ゲートを通り、「・・・確か、4号線から7号線に乗り換えるというルートだったよな?」と確かめる。駅名も頭に叩き込んだつもりたったが、欲張って宿泊先のホテルの駅名と、最終日に泊まるまた別のホテルの駅名も同時に暗記しようとした為に、何駅だったか思い出せなくなってしまった。路線図を見る。確か、セーヌ川の中洲である「シテ島」のサントシャペル教会の次の駅だったよな?と思い出し、そこに「odeon」という駅名を見つける。ここだ!地下鉄に乗り込んだ。

パリの地下鉄は独特の雰囲気がある。強いて日本の何に似ているかと聞かれると困るが、都電荒川線や江ノ電を地下に走らせた感じという例えが近いだろうか。
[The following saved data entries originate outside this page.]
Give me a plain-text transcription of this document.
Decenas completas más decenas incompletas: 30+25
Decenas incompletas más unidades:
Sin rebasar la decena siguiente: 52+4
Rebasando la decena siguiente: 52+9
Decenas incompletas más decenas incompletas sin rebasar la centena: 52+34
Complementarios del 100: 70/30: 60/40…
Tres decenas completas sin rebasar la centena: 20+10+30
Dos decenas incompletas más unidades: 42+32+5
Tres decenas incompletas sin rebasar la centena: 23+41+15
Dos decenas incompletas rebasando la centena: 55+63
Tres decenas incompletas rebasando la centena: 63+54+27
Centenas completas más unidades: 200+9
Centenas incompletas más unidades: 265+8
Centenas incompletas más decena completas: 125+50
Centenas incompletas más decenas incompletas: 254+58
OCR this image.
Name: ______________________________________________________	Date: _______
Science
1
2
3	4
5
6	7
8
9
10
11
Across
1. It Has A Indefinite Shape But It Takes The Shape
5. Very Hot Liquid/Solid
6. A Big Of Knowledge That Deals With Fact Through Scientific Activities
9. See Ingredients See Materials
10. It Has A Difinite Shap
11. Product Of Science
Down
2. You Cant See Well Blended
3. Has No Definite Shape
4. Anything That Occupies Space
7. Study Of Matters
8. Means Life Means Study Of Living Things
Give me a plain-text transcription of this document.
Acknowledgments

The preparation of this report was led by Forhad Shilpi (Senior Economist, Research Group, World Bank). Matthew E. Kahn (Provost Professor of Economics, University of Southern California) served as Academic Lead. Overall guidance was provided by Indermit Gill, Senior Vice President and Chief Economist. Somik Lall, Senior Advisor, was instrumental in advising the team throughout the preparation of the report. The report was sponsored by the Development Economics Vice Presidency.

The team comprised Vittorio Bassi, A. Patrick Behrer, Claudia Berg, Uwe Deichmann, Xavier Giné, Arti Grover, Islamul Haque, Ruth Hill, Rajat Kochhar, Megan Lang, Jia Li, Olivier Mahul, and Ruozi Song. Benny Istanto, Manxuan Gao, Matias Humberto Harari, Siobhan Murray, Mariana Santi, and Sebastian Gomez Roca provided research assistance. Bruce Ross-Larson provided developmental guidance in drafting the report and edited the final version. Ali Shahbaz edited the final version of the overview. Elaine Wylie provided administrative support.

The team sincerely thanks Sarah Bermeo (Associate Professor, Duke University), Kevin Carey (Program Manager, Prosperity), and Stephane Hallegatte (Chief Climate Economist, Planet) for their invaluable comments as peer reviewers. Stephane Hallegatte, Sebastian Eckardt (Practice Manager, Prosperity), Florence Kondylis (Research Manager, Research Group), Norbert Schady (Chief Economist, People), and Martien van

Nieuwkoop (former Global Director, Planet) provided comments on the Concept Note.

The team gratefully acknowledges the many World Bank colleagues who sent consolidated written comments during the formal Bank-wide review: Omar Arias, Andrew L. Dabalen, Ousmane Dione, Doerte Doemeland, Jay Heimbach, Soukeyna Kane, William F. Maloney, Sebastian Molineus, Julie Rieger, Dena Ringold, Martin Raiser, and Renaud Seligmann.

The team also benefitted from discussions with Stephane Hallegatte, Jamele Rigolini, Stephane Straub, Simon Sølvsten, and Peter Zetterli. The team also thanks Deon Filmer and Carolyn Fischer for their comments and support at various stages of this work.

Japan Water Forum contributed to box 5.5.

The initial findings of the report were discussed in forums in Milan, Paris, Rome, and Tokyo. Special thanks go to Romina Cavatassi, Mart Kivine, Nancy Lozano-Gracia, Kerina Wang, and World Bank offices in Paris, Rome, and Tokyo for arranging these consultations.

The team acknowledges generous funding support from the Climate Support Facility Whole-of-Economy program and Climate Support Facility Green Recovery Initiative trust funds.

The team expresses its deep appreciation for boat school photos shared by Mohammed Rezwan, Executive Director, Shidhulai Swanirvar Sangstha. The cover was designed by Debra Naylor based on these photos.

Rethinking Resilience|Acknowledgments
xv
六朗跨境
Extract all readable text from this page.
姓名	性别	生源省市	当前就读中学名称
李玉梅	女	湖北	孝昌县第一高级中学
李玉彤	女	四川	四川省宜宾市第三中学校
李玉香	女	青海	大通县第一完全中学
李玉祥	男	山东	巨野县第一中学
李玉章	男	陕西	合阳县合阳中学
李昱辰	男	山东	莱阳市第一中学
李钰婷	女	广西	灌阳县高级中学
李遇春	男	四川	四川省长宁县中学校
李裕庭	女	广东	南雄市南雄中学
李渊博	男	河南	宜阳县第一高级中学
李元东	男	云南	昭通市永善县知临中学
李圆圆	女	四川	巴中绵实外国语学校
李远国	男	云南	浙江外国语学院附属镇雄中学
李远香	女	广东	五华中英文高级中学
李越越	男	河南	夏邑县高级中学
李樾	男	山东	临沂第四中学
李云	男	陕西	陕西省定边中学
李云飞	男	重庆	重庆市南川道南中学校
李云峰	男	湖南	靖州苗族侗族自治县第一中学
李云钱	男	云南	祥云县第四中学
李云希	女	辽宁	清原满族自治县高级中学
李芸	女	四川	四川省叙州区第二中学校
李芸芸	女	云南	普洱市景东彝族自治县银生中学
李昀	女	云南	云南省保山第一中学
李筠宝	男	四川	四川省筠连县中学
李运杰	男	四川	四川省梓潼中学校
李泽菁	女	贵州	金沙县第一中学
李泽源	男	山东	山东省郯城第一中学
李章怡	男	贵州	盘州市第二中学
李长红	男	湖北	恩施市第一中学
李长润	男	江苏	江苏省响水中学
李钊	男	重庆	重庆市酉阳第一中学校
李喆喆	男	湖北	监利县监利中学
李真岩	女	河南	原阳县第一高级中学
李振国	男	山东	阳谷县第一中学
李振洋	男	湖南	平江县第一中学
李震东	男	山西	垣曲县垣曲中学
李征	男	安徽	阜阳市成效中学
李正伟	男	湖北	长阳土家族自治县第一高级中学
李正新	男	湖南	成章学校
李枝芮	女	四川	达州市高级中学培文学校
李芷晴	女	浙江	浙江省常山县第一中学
幾分サイズも小ぶりである。

 

odeon駅に到着し、メトロ出口の重い扉を押して、長い階段を上って地上に出た。東西南北を道路の形から読み、4人の仲間が待つレストランの方角を確認した。ようやくみんなに会える。そしてようやくパリで乾杯の一杯が呑める。

 

意気揚々と交差点を左に鋭角に曲がろうとしたその時、左後ろのカフェの席から声をかけられたような気がした。勿論こんなところに知り合いがいるはずなどない。

 

他の誰かに声をかけたのだろうと思い歩みを進めると「ムシュー!」という声にやはりどこかで聞き覚えがあった。ふと一瞥すると、なんと彼らが、カフェの椅子に四人背中を預けてゲラゲラと笑っているではないか!

 

どうやら、私が空港で出てこない荷物を待ち、バゲージクレームの手続きをしている間に、彼らは既にその店(超人気の立ち飲みらしい)で食事を終えたところのようで、私が駅を上がってくる頃合いを見計らい、このカフェで一杯やりながら張っていたようだ。

 

『・・・奇遇だなあ。東京でも滅多に会わないのに、皆とこんな洒落たパリの街角で偶然会うなんて。』冗談を言い合い爆笑しながら一人一人と握手を交わした。

 

 

やれやれ。皆から1、2時間遅れて、私の中でもパリの夜が始まった。パリ到着最初のシャルドネが注がれたグラスには、青からネイビーになったばかりの空と、黄色い街灯が綺麗に写っていた。